AUD/USD
AUD/USD declined after the RBA raised interest rates 50bpts (as expected) to 1.85% last week. The main reason for this was, the RBA updated their forward guidance to say while they place a “high priority” on the return of inflation to the 2-3% range, they are “not on a pre-set path”.
The market interpreted this to mean the RBA may slow the pace of rate rises, which, despite sending AUD to its low for the week, was not a totally unexpected announcement from the RBA. The RBA meet monthly, while most other central banks meet less frequently.
The RBA revised up their inflation forecasts for 2022 to 7.75% (previously 6.0%), and 2023 to 4.25% (previously 3.25%). The RBA added a 2024 inflation forecast of 3.0%, which is the top of their 2% to 3% inflation target. GDP growth projections were revised down to 3.25% for 2022 (previously 4.25%), and 1.75% for 2023, (previously 2.0%). The RBA added a 2024 GDP forecast of 1.75%.
Of note, while the RBA revised down 2022 GDP growth, they also made the observation that the Australian economy has been “resilient”. Also notable, the RBA stated that “Australia’s terms of trade are expected to remain on a higher trajectory than previously forecast, even as they decline from a likely historical high in the June quarter”. This suggests the RBA have some confidence the AUD will hold at reasonable levels because Australia’s terms of trade are a large input into their internal AUD exchange rate model.
It is worth pointing out, that while AUD/USD is down almost 4.0% since the start of the year, Australia’s broad trade-weighted index (a measure of the AUD against a basket of currencies of Australia’s major trading partners), is up by around the same margin.
This indicates the strong USD has been the major driver of the depreciation in AUD/USD. It also indicates the appreciation of AUD/EUR and other currencies, including AUD/GBP and AUD/Asia has been because their currencies have depreciated more than AUD vis-a-vis the USD.
Australia being a net energy exporter and having a current account surplus of 2.9% of GDP has been a major contributing factor in AUD’s appreciation on a TWI basis. Since the start of the year, Australia recorded another record monthly trade surplus in June, reflecting a pick-up in service export activity (travellers and education) as well as a strong lift in exports to China – the largest seen all year.
The starting point for this week’s currency trade is a stronger USD following last Friday’s stronger than expected U.S. July non-farm payrolls labour market report. Most notably, U.S. average weekly wage growth was stronger than expected, indicating a risk of second round price pressures. It is possible the USD could re-strengthen and apply downward pressure on AUD/USD.

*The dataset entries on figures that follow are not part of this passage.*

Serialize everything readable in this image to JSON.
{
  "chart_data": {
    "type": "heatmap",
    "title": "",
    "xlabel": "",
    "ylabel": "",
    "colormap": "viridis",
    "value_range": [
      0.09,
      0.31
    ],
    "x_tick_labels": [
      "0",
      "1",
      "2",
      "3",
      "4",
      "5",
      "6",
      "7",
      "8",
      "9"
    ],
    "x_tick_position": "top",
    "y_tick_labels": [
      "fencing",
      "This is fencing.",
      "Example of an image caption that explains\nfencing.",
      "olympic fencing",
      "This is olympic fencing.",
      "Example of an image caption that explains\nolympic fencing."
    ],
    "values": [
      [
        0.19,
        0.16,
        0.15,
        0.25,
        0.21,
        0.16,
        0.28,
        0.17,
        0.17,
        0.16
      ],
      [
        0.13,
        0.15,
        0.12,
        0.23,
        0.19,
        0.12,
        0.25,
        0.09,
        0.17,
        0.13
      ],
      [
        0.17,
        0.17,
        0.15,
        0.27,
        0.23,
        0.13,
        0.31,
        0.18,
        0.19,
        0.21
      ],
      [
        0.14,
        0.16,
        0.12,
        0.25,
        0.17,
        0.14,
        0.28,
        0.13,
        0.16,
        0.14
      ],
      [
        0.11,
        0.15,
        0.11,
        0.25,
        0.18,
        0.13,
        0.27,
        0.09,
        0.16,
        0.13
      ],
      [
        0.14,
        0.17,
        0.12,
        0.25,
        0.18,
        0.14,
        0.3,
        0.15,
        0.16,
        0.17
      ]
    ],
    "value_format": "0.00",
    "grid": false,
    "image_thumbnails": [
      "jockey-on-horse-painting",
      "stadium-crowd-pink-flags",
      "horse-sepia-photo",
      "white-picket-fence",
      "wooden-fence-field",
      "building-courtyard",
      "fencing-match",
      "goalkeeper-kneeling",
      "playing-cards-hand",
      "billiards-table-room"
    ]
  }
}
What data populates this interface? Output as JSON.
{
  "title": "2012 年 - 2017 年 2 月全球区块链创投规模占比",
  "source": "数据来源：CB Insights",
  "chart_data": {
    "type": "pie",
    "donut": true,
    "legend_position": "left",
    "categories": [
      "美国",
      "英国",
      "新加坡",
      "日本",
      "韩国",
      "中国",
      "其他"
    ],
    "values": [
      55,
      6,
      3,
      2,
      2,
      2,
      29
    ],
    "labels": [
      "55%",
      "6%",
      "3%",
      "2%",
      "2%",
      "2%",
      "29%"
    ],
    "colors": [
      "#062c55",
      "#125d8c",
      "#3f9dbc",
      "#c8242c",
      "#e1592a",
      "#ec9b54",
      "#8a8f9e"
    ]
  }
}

AUD/USD direction will be influenced by the release of the U.S. July CPI and fresh release of the University of Michigan inflation expectations survey for August. In both cases, there is a reasonable chance of a decline in inflation and inflation expectations, which may see the resurgent USD lose some strength, and provide AUD/USD with some support.
AUD/EUR
AUD/EUR has spent an increasing amount of time above 0.6800 as Australia’s economic data continues to roll in on the impressive side (despite the global headwinds), and as Europe’s economy continues to face the challenges of energy disruptions and much higher inflation.
Having said that, despite the decline in European consumer confidence, the first estimate of Eurozone Q2 real GDP growth was much stronger than expected, at 0.7% (QoQ), and the Eurozone’s unemployment rate eased 0.2 to 6.6% in the June quarter, a cyclical low.
Furthermore, now that crude oil prices have returned to their levels prior to the 24 February Russian invasion of Ukraine, some of the price pressures on the European economy are likely to ease. Europe is still facing gas restrictions (some self-imposed) which will continue to challenge industry capacity.
There are some encouraging signs that energy price inflation may begin to ease in Europe, and that the month of June was a stronger month in the Eurozone economy, with firmer than expected German and French industrial production growth.
If this is the case, further appreciation in AUD/EUR may be difficult to achieve as EUR adjusts to erase some of its recent depreciation in line with an easing of Eurozone stagflation concerns. If so, a decline over coming weeks to the 100-day moving average of 0.6726 ispossible.
A lower close to the week in AUD/EUR after the stronger-than-expected U.S. July labour market report, also suggests AUD/EUR could trade a little-lower and/or range trade for a while.